When using wr.s3.to_parquet
I can construct a path with a Formatted string literal and have existing folders using the pattern.
def SaveInS3_test(Ticker, Granularity, Bucket, df, keyPrefix=""):
year, month, day = datetime.utcnow().strftime("%Y/%m/%d/%H").split("/")[0:3]
path = (
f"s3://{Bucket}/{keyPrefix}{year}/{month}/{day}/{Ticker}/{Granularity}.parquet"
)
print(path)
wr.s3.to_parquet(df, path, index=True, dataset=True, mode="append")
df=pd.DataFrame({'col': [1, 2, 3]})
SaveInS3_test("GBP", "H1","my_bucket", df, keyPrefix="Test/")

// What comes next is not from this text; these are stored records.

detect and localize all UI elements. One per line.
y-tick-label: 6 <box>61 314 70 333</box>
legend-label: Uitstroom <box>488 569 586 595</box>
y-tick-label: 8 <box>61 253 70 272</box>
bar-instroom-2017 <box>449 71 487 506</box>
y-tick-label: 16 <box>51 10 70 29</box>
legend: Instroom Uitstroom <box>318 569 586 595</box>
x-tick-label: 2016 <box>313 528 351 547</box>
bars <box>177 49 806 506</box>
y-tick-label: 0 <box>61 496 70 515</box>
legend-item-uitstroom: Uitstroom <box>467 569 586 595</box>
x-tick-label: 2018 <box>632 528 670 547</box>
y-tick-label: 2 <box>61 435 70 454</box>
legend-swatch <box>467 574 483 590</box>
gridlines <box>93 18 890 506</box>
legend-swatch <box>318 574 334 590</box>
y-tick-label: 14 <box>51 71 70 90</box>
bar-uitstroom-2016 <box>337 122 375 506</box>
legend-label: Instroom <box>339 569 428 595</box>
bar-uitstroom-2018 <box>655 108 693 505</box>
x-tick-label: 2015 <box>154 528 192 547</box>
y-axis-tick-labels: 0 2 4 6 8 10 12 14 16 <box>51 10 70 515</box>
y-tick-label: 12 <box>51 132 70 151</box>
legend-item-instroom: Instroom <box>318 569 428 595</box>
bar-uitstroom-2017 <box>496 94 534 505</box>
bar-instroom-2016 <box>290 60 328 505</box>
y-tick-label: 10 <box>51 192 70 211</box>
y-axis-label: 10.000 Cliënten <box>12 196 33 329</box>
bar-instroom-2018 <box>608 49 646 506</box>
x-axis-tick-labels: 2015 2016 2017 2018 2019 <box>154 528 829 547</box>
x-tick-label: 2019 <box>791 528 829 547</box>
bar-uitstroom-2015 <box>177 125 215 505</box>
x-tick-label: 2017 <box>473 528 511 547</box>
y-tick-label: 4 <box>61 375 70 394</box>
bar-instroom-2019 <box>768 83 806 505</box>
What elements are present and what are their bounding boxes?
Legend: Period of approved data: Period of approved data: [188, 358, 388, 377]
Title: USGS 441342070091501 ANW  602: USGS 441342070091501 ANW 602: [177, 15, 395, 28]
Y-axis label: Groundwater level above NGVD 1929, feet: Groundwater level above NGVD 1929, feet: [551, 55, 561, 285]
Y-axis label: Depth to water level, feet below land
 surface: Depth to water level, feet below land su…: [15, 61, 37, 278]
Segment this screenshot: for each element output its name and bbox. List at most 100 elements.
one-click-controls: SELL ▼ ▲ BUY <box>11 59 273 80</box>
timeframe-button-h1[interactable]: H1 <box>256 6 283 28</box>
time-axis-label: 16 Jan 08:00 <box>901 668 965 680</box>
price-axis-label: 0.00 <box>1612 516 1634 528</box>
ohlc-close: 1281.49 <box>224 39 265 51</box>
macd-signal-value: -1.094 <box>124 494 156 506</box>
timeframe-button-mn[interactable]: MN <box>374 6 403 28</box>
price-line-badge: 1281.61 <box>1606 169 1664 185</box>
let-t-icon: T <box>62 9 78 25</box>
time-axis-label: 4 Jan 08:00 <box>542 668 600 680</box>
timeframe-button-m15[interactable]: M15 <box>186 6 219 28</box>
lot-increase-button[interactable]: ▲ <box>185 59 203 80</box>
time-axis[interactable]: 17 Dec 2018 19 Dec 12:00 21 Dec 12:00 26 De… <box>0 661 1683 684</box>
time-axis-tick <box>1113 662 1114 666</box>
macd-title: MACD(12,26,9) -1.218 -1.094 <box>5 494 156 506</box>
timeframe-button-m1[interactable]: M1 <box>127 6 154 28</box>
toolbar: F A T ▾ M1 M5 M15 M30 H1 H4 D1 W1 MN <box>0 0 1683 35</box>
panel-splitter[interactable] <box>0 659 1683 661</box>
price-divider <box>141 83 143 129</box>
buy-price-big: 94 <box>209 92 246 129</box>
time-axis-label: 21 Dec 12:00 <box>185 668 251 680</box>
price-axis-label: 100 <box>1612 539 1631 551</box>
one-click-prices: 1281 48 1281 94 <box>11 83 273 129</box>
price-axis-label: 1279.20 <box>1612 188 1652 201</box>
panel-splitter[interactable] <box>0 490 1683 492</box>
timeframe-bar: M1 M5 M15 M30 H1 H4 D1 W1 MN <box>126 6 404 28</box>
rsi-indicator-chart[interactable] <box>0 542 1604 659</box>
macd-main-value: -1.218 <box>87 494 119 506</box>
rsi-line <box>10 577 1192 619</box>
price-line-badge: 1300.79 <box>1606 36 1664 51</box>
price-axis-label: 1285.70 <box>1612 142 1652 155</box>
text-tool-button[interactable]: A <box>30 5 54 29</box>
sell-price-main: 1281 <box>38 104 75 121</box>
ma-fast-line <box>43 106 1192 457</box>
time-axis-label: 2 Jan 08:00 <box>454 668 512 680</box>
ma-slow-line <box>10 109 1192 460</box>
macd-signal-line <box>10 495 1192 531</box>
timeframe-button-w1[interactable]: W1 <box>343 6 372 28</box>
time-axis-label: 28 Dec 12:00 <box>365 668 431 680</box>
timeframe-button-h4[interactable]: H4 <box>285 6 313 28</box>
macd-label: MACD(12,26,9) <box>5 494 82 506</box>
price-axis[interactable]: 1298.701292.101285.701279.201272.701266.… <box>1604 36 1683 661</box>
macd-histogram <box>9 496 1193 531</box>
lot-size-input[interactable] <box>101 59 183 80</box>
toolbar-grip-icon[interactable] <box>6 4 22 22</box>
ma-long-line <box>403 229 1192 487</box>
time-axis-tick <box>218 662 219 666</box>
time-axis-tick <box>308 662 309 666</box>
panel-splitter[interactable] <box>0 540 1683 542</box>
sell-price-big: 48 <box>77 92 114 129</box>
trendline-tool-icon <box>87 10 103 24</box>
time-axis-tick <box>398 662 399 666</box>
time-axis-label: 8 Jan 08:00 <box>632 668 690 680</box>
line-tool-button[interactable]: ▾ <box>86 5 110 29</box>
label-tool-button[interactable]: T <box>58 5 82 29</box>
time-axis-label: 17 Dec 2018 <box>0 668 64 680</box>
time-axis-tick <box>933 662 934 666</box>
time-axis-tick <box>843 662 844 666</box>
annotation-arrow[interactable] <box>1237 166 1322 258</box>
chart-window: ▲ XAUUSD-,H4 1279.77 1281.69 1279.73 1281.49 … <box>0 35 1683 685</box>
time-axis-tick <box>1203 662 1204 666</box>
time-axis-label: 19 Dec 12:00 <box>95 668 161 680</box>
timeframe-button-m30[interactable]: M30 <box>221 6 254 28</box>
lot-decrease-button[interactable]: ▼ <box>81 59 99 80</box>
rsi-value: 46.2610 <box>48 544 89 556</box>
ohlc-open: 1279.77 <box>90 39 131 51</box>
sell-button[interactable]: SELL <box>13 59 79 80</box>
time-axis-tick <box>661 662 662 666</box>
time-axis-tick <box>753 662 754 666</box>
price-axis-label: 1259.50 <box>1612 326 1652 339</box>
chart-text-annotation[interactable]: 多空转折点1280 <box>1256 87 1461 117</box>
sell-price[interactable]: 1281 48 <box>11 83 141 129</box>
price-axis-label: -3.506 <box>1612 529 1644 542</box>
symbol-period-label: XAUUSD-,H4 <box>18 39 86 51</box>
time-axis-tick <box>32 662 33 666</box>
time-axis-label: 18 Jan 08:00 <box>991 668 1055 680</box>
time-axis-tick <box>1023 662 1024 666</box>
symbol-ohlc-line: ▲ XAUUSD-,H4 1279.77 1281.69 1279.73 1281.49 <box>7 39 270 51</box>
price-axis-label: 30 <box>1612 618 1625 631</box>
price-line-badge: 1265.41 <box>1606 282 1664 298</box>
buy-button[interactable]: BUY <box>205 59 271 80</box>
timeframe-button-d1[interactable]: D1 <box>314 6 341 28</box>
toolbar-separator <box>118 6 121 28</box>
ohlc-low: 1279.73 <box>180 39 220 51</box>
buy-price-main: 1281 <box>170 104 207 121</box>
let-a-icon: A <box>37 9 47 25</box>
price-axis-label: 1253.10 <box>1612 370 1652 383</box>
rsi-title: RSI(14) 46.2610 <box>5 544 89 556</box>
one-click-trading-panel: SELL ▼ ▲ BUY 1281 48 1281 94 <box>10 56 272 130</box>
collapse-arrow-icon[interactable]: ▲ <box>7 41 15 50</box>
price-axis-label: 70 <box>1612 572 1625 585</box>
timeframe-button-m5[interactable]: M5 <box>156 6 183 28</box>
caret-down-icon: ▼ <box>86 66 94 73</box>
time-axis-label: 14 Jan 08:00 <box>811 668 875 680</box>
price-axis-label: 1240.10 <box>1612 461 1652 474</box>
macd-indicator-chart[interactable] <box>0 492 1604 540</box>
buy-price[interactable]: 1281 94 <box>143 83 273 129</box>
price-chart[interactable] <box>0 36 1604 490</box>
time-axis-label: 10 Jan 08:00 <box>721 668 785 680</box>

The path would then be something like this:
s3://my_bucket/Test/2022/08/06/GBP/H1.parquet
I would like to use the Athena/Glue database functionality of wrangler as follows (this works):
wr.s3.to_parquet(
df=df,
path=f's3://my_bucket',
dataset=True,
database='default', # Athena/Glue database
table='my_table') # Athena/Glue table
Can I use my F-string approach to path structure in some way with this database functionality?:
s3://my_bucket/Test/2022/08/06/GBP/H1.parquet
I'm not sure how I would use partitions or similar to do this.
Any attempts I make to use a path return an InvalidArgumentValue
as it does not match the existing Glue catalog table path.
CodePudding user response:
Solution
def save_in_s3(df, ticker, granularity, bucket, prefix):
dt = datetime.utcnow()
# Important! Create new partition cols
df = df.assign(**{
'ticker': ticker, 'granularity': granularity,
'year': dt.year, 'month': dt.month, 'day': dt.day
})
# Write to s3
wr.s3.to_parquet(
df,
path=f's3://{bucket}/{prefix}',
table='table_name',
database='database_name',
index=False,
dataset=True,
partition_cols=['year', 'month', 'day', 'ticker', 'granularity']
)
Worked out example
Let's assume we call the function on two different dates with different args:
# Called on 2022-08-06
save_in_s3(df, ticker='GBP', granularity='H1', bucket='my_bucket', prefix='my_folder')
# Called on 2022-08-07
save_in_s3(df, ticker='INR', granularity='H2', bucket='my_bucket', prefix='my_folder')
Now, assuming you already have the database created in the glue, the above function calls will output the following files in s3:
s3://my_bucket/my_folder/year=2022/month=8/day=6/ticker=GBP/granularity=H1/*.parquet
s3://my_bucket/my_folder/year=2022/month=8/day=7/ticker=INR/granularity=H2/*.parquet
The corresponding athena table will have the following partitions:
SHOW PARTITIONS "database_name"."table_name";
-- year=2022/month=8/day=6/ticker=GBP/granularity=H1
-- year=2022/month=8/day=7/ticker=INR/granularity=H2
Essentially the partitions and s3 folder structure will be automatically created by wrangler for you.